Tony Howarth an English jounalist / photographer set up Africar International Limited (AIL)
in April 1986. His ambition was to develop a wooden car called the 'Africar' for Africa, that could be built in Africa, sustainable for use on the continent's rough terrain. In the early '80's Howarth built thre Africars which were used on an expedition from the Arctic to the Equator. The chassis and bodywork of the Africars were made of epoxy resin-impregnated plywood. On these prototypes, Howarth used Citroen 2CV engines, gearboxed and suspension as well as components from other manufacturers.
Sad to say this sucessful product did not live to see full scale production. It would have been the model that would have changed African car market as we know it.

The Ramses





The Ramses
(Egypt)

The NSU Ramses Utilica was the first car produced in Egypt, and was the result of a coorporation between the new egyptian car firm Egyptian Automotive Co., and the german NSU. The factory was located right next to the Great Pyramids. Plans were to produce around 10.000 cars a year, most of the work being manual labor.

The NSU Ramses used the Prinz 30 as it's basis. The body, looking something like a VW K├╝belwagen; it was much more square then the original Prinz, creating more space in the front luggage compartment. The square form was the result of the absence of equipment to mold metal plates in more streamlined forms. The doors and passenger windows where made of canvas on a frame, and could be complete removed. The soft top could be folded back, just like on an ordinary cabrio.

The only chrome parts that could be found on the car were the front and rear fenders - in the heat and rough egyptian environment, chrome parts tend to show blisters in a very short period of time.

Thursday, April 2, 2009

The Banchee




The Banbhee
(South Africa)

An absolutely gorgeous open sportscar created by Tertius Van Zyl in South Africa. Tertius writes:

"Being a penniless youth and having abused my mildly tuned 850 in the mid 60s with rallying and a foray into racing, I decided that a sports car would be a great idea to put on the track. No money meant that 'if you can't buy one, make one'! Having had inspiration from a road test published in Cars & Car Conversions mag of the Unipower GT and clutching my copy (original 1969 version still in existence) of Allan Staniforth‘s High Speed-Low Cost, 'Banshee' was created over a period of about 15 years during which time I was transferred by my employer to five cities in South Africa, Banshee having covered about 2,500 miles without putting in any fuel!

"Regrettably, the Sportscar class was abolished during the course of building and my racing aspirations were curtailed anyway by the intrusion of marriage. Banshee is still hauled out on high days and holidays but has completed three 'Durban Dash' events over the past years (800 mile round trip each from Johannesburg to Durban); (photo T. van Zyl)

The Flamingo





The Flamingo
(South Africa)

Yet again Bob van Niekerk, Willie Meissner and Vester de Wit conceived and designed the follow up to the Dart; It was the Flamingo. A sophisticated GT version of the Dart with a unique styled hard top.
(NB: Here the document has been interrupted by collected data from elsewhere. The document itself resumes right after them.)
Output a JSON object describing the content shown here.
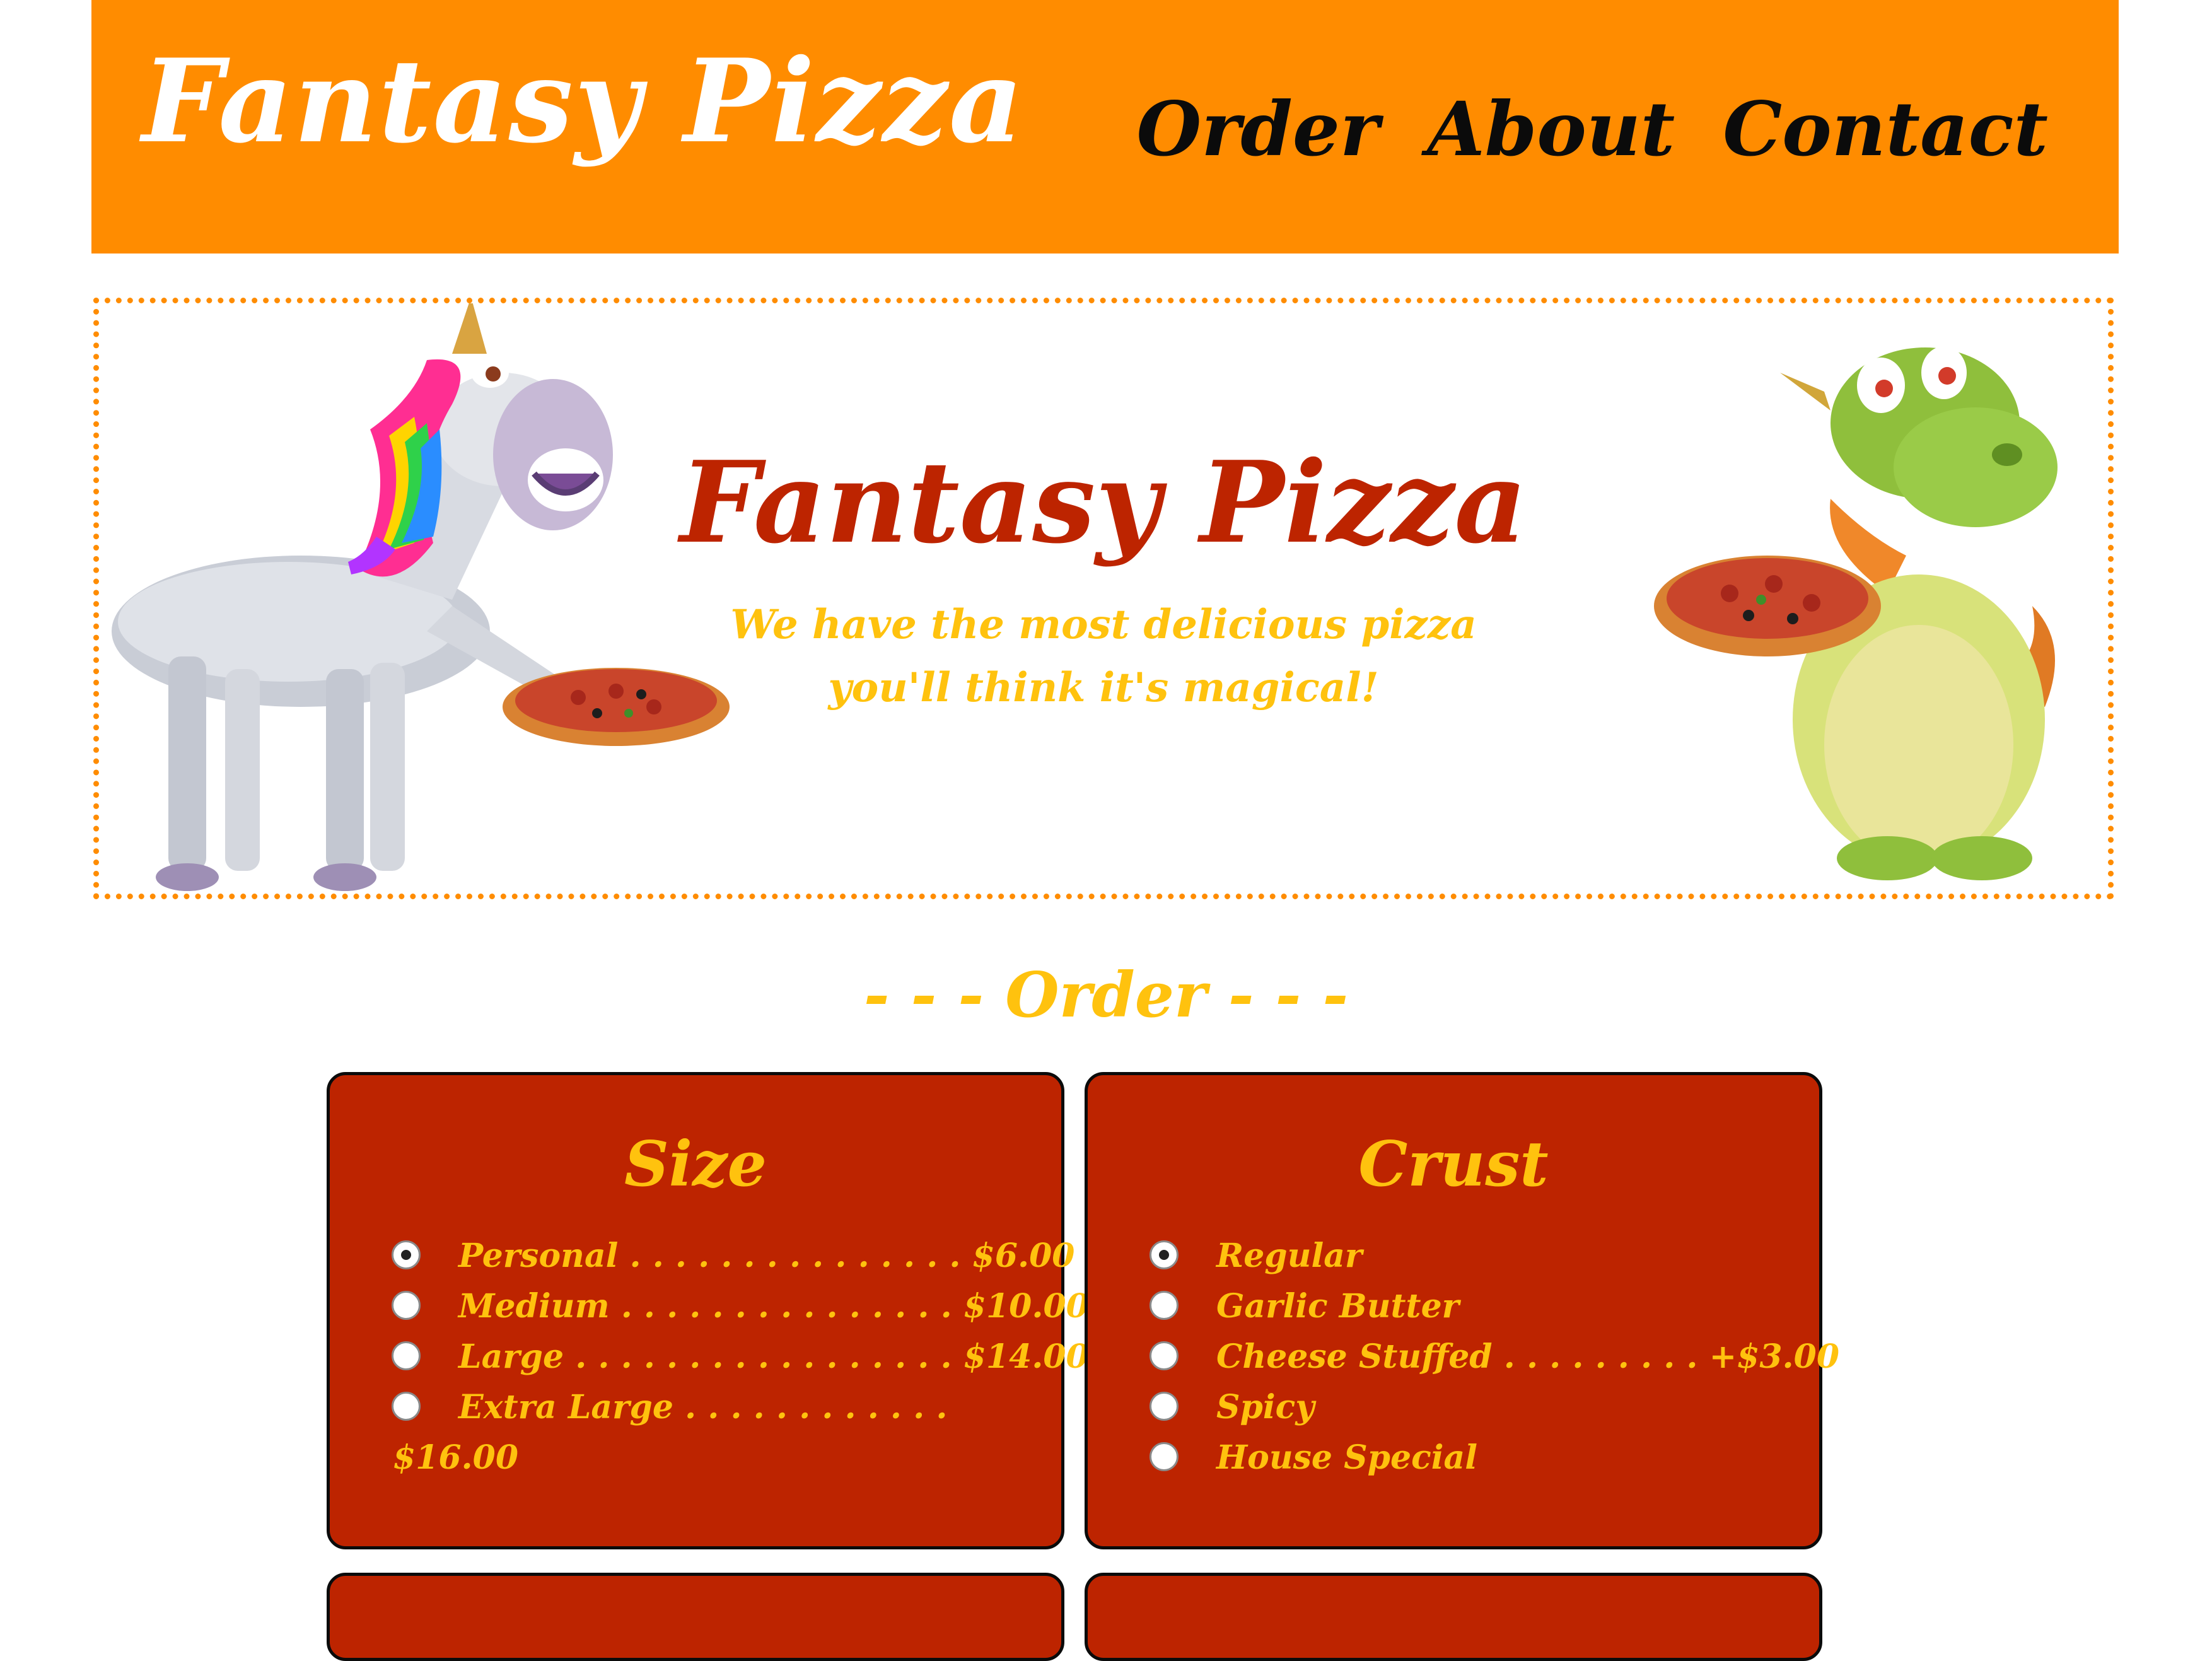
{
  "header": {
    "brand": "Fantasy Pizza",
    "nav": [
      "Order",
      "About",
      "Contact"
    ]
  },
  "hero": {
    "title": "Fantasy Pizza",
    "tagline_line1": "We have the most delicious pizza",
    "tagline_line2": "you'll think it's magical!"
  },
  "order": {
    "heading": "- - - Order - - -",
    "size": {
      "title": "Size",
      "options": [
        {
          "label": "Personal . . . . . . . . . . . . . . . $6.00",
          "checked": true
        },
        {
          "label": "Medium . . . . . . . . . . . . . . . $10.00",
          "checked": false
        },
        {
          "label": "Large . . . . . . . . . . . . . . . . . $14.00",
          "checked": false
        },
        {
          "label": "Extra Large . . . . . . . . . . . .",
          "continuation": "$16.00",
          "checked": false
        }
      ]
    },
    "crust": {
      "title": "Crust",
      "options": [
        {
          "label": "Regular",
          "checked": true
        },
        {
          "label": "Garlic Butter",
          "checked": false
        },
        {
          "label": "Cheese Stuffed . . . . . . . . . +$3.00",
          "checked": false
        },
        {
          "label": "Spicy",
          "checked": false
        },
        {
          "label": "House Special",
          "checked": false
        }
      ]
    }
  },
  "colors": {
    "header_bg": "#ff8c00",
    "accent_red": "#bd2400",
    "accent_yellow": "#ffc20e"
  }
}
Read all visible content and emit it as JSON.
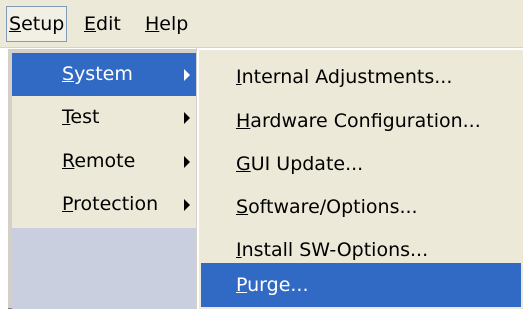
{
  "menubar": {
    "items": [
      {
        "label_pre": "",
        "mnemonic": "S",
        "label_post": "etup"
      },
      {
        "label_pre": "",
        "mnemonic": "E",
        "label_post": "dit"
      },
      {
        "label_pre": "",
        "mnemonic": "H",
        "label_post": "elp"
      }
    ]
  },
  "setup_menu": {
    "items": [
      {
        "mnemonic": "S",
        "label_post": "ystem",
        "has_submenu": true,
        "selected": true
      },
      {
        "mnemonic": "T",
        "label_post": "est",
        "has_submenu": true
      },
      {
        "mnemonic": "R",
        "label_post": "emote",
        "has_submenu": true
      },
      {
        "mnemonic": "P",
        "label_post": "rotection",
        "has_submenu": true
      }
    ]
  },
  "system_submenu": {
    "items": [
      {
        "mnemonic": "I",
        "label_post": "nternal Adjustments..."
      },
      {
        "mnemonic": "H",
        "label_post": "ardware Configuration..."
      },
      {
        "mnemonic": "G",
        "label_post": "UI Update..."
      },
      {
        "mnemonic": "S",
        "label_post": "oftware/Options..."
      },
      {
        "mnemonic": "I",
        "label_post": "nstall SW-Options..."
      },
      {
        "mnemonic": "P",
        "label_post": "urge...",
        "selected": true
      }
    ]
  },
  "colors": {
    "menu_background": "#ece9d8",
    "highlight": "#316ac5",
    "highlight_text": "#ffffff"
  }
}
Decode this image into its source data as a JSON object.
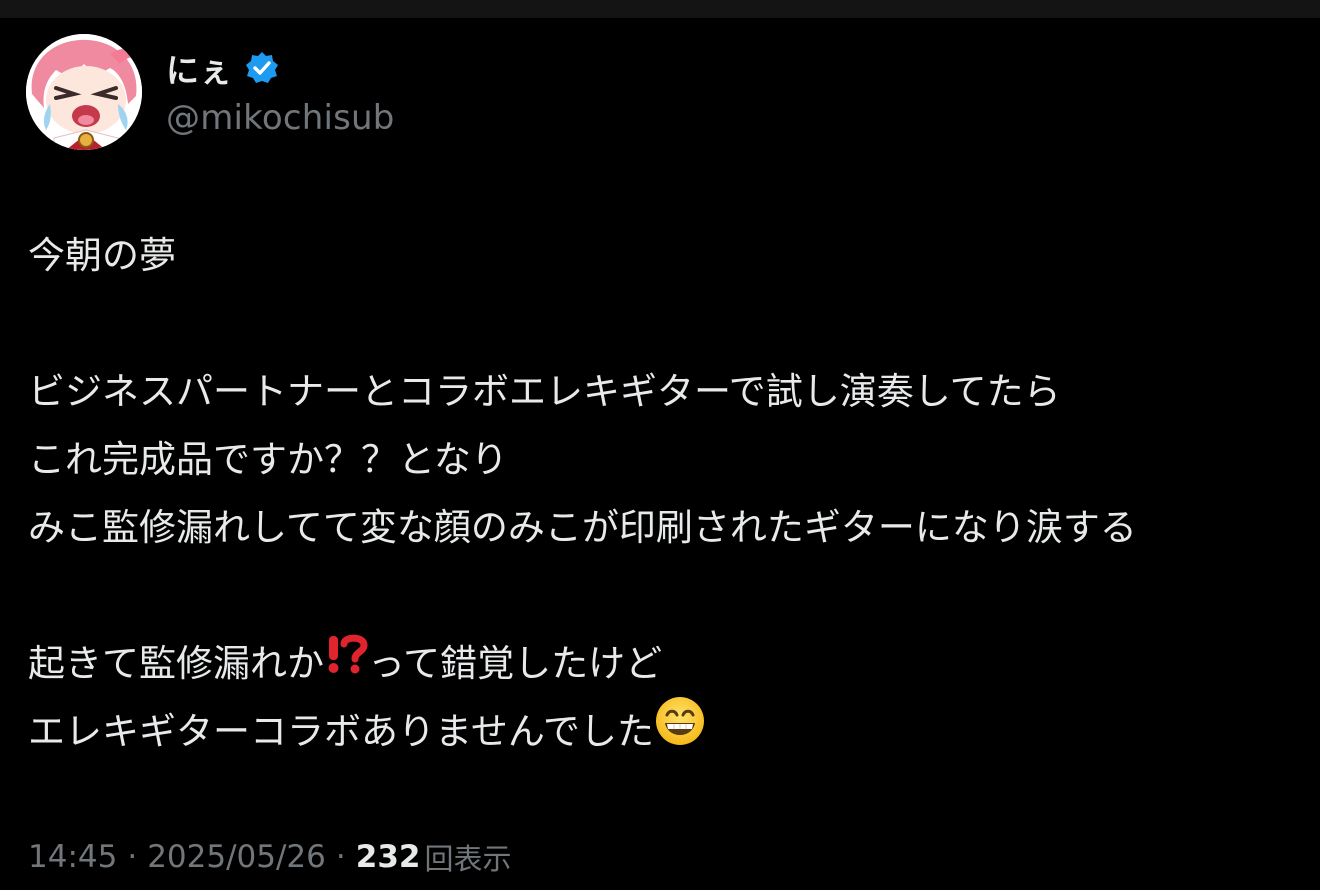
{
  "tweet": {
    "author": {
      "display_name": "にぇ",
      "handle": "@mikochisub",
      "avatar_icon": "avatar-anime-girl-crying",
      "verified_icon": "verified-badge-icon",
      "verified_color": "#1d9bf0"
    },
    "body": {
      "line1": "今朝の夢",
      "line2": "ビジネスパートナーとコラボエレキギターで試し演奏してたら",
      "line3": "これ完成品ですか？？となり",
      "line4": "みこ監修漏れしてて変な顔のみこが印刷されたギターになり涙する",
      "line5_before": "起きて監修漏れか",
      "line5_emoji": "exclamation-question-mark-icon",
      "line5_after": "って錯覚したけど",
      "line6": "エレキギターコラボありませんでした",
      "line6_emoji": "grinning-face-with-smiling-eyes-icon"
    },
    "meta": {
      "time": "14:45",
      "separator": "·",
      "date": "2025/05/26",
      "views_count": "232",
      "views_label": "回表示"
    }
  },
  "colors": {
    "background": "#000000",
    "text_primary": "#e7e9ea",
    "text_secondary": "#71767b",
    "accent": "#1d9bf0"
  }
}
Approximately 128 GSM Flamingos were built in Cape Town.

The Dart




The Dart
(South Africa)

Bob van Niekerk, Willie Meissner and Vester de Wit conceived and designed this car during 1956. The Dart was its name and it proved to be almost unbeatable in South Africa as well as various racing circuits in Europe.

In England the Dart was produced as the Delta.

Some 116 Darts were built in S.A. and.... over 60 Deltas in the U.K, some of which have surfaced lately in Canada.